# Google Play Music and Titanium Backup



## szale9001 (Jun 24, 2011)

I was just wondering if anyone has figured out how to backup Google Play Music with Titanium and restore it without having another device appear under the Google Music authorizations screen. It seems no matter how careful I am, I still end up with 8 Galaxy Nexus entries appearing in my Google Music settings.
My process is as follows: 
I would back up all my data including the Android ID with Titanium
I restore the ID it first time I open Titanium and it prompts me to revert it
Then, after reboot, I restore all my data (Google Music included)
Despite this, I still end up with multiple Galaxy Nexus entries after I restore the data for Google Music and my offline playlists/songs start to download again.
I want to figure this out just incase Google reverts to their "4 deauthorizations per year" policy but I am at a loss. Has anyone been able to do this/know of a guide I can use? Thanks.


----------



## Jubakuba (Sep 8, 2011)

System Settings.
Backup that system app...
And then restore the "Android ID" in Titanium Settings.
This will allow your ID to remain the same...and thus, only one GMusic device will show.


----------



## skaforey (Aug 1, 2011)

I would also like to know this.


----------



## szale9001 (Jun 24, 2011)

Jubakuba said:


> System Settings.
> Backup that system app...
> And then restore the "Android ID" in Titanium Settings.
> This will allow your ID to remain the same...and thus, only one GMusic device will show.

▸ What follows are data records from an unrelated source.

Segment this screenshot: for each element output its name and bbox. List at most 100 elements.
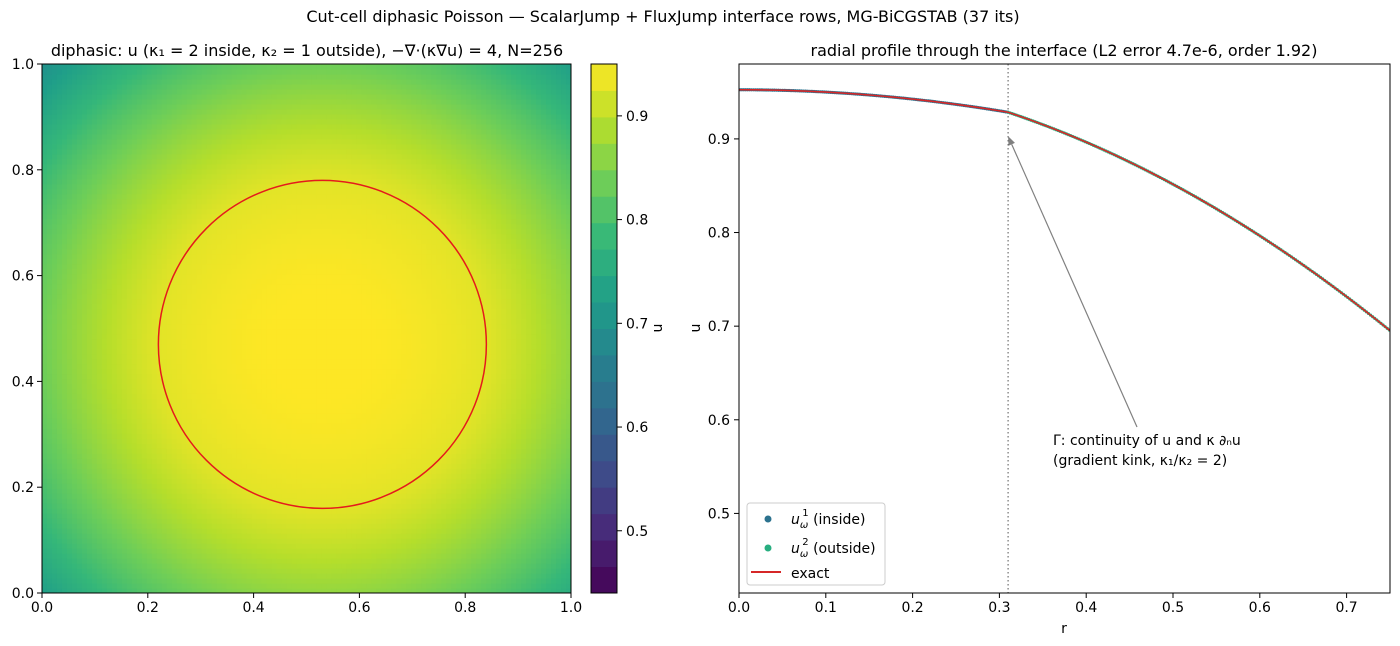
- heatmap-cell: [42, 183, 48, 190]
- heatmap-cell: [206, 568, 213, 574]
- heatmap-cell: [126, 428, 133, 434]
- heatmap-cell: [191, 293, 198, 300]
- heatmap-cell: [141, 303, 148, 310]
- heatmap-cell: [216, 98, 223, 105]
- heatmap-cell: [186, 203, 193, 210]
- heatmap-cell: [176, 518, 183, 524]
- heatmap-cell: [196, 428, 203, 434]
- heatmap-cell: [156, 283, 163, 290]
- heatmap-cell: [166, 108, 173, 115]
- heatmap-cell: [181, 368, 188, 375]
- heatmap-cell: [136, 238, 143, 245]
- heatmap-cell: [156, 83, 163, 90]
- heatmap-cell: [241, 343, 248, 350]
- heatmap-cell: [166, 503, 173, 509]
- heatmap-cell: [216, 503, 223, 509]
- heatmap-cell: [146, 338, 153, 345]
- heatmap-cell: [211, 453, 218, 459]
- heatmap-cell: [256, 523, 263, 529]
- heatmap-cell: [191, 323, 198, 330]
- heatmap-cell: [221, 403, 228, 409]
- heatmap-cell: [151, 513, 158, 519]
- heatmap-cell: [196, 348, 203, 355]
- heatmap-cell: [56, 183, 63, 190]
- heatmap-cell: [111, 358, 118, 365]
- heatmap-cell: [146, 223, 153, 230]
- heatmap-cell: [191, 458, 198, 464]
- heatmap-cell: [42, 433, 48, 439]
- heatmap-cell: [191, 448, 198, 454]
- heatmap-cell: [111, 498, 118, 504]
- heatmap-cell: [66, 83, 73, 90]
- heatmap-cell: [251, 423, 258, 429]
- heatmap-cell: [191, 178, 198, 185]
- heatmap-cell: [201, 293, 208, 300]
- heatmap-cell: [261, 403, 268, 409]
- heatmap-cell: [201, 253, 208, 260]
- heatmap-cell: [201, 468, 208, 474]
- heatmap-cell: [246, 183, 253, 190]
- heatmap-cell: [226, 328, 233, 335]
- heatmap-cell: [211, 153, 218, 160]
- heatmap-cell: [246, 73, 253, 80]
- heatmap-cell: [196, 463, 203, 469]
- heatmap-cell: [76, 333, 83, 340]
- heatmap-cell: [216, 118, 223, 125]
- heatmap-cell: [171, 398, 178, 404]
- heatmap-cell: [91, 288, 98, 295]
- heatmap-cell: [271, 78, 278, 85]
- heatmap-cell: [191, 498, 198, 504]
- heatmap-cell: [271, 588, 278, 593]
- heatmap-cell: [231, 558, 238, 564]
- heatmap-cell: [101, 578, 108, 584]
- heatmap-cell: [116, 578, 123, 584]
- heatmap-cell: [91, 478, 98, 484]
- heatmap-cell: [231, 438, 238, 444]
- heatmap-cell: [71, 78, 78, 85]
- heatmap-cell: [131, 273, 138, 280]
- heatmap-cell: [61, 258, 68, 265]
- heatmap-cell: [171, 353, 178, 360]
- heatmap-cell: [271, 173, 278, 180]
- heatmap-cell: [81, 283, 88, 290]
- heatmap-cell: [96, 378, 103, 384]
- heatmap-cell: [61, 213, 68, 220]
- heatmap-cell: [56, 553, 63, 559]
- heatmap-cell: [46, 128, 53, 135]
- heatmap-cell: [71, 473, 78, 479]
- heatmap-cell: [261, 468, 268, 474]
- heatmap-cell: [141, 378, 148, 384]
- heatmap-cell: [42, 158, 48, 165]
- heatmap-cell: [91, 218, 98, 225]
- heatmap-cell: [226, 518, 233, 524]
- heatmap-cell: [42, 358, 48, 365]
- heatmap-cell: [71, 203, 78, 210]
- heatmap-cell: [56, 73, 63, 80]
- heatmap-cell: [151, 128, 158, 135]
- heatmap-cell: [51, 363, 58, 370]
- heatmap-cell: [191, 93, 198, 100]
- heatmap-cell: [71, 283, 78, 290]
- heatmap-cell: [151, 78, 158, 85]
- heatmap-cell: [136, 393, 143, 399]
- heatmap-cell: [51, 378, 58, 384]
- heatmap-cell: [136, 258, 143, 265]
- heatmap-cell: [226, 318, 233, 325]
- heatmap-cell: [71, 148, 78, 155]
- heatmap-cell: [201, 208, 208, 215]
- heatmap-cell: [216, 438, 223, 444]
- heatmap-cell: [101, 323, 108, 330]
- heatmap-cell: [136, 353, 143, 360]
- heatmap-cell: [246, 413, 253, 419]
- heatmap-cell: [96, 98, 103, 105]
- heatmap-cell: [101, 473, 108, 479]
- heatmap-cell: [256, 353, 263, 360]
- heatmap-cell: [116, 498, 123, 504]
- heatmap-cell: [186, 543, 193, 549]
- heatmap-cell: [51, 353, 58, 360]
- heatmap-cell: [61, 153, 68, 160]
- heatmap-cell: [101, 198, 108, 205]
- heatmap-cell: [166, 308, 173, 315]
- heatmap-cell: [91, 428, 98, 434]
- heatmap-cell: [46, 153, 53, 160]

Yea, that is what I tried. I backed that up and restored the Android ID first thing after opening Titanium. Still, after all that, it creates duplicate phone entries once my music starts downloading to my phone. That's why I am confused.


----------



## szale9001 (Jun 24, 2011)

bump. any suggestions?


----------



## brkshr (Jun 16, 2011)

R2DoesInc has an app in the Play Store that will backup your Google Play Music. I forgot what it's called...

Edit: Here you go https://play.google.com/store/apps/details?id=com.t3hh4xx0r.cloudsniper&feature=search_result#?t=W251bGwsMSwxLDEsImNvbS50M2hoNHh4MHIuY2xvdWRzbmlwZXIiXQ..


----------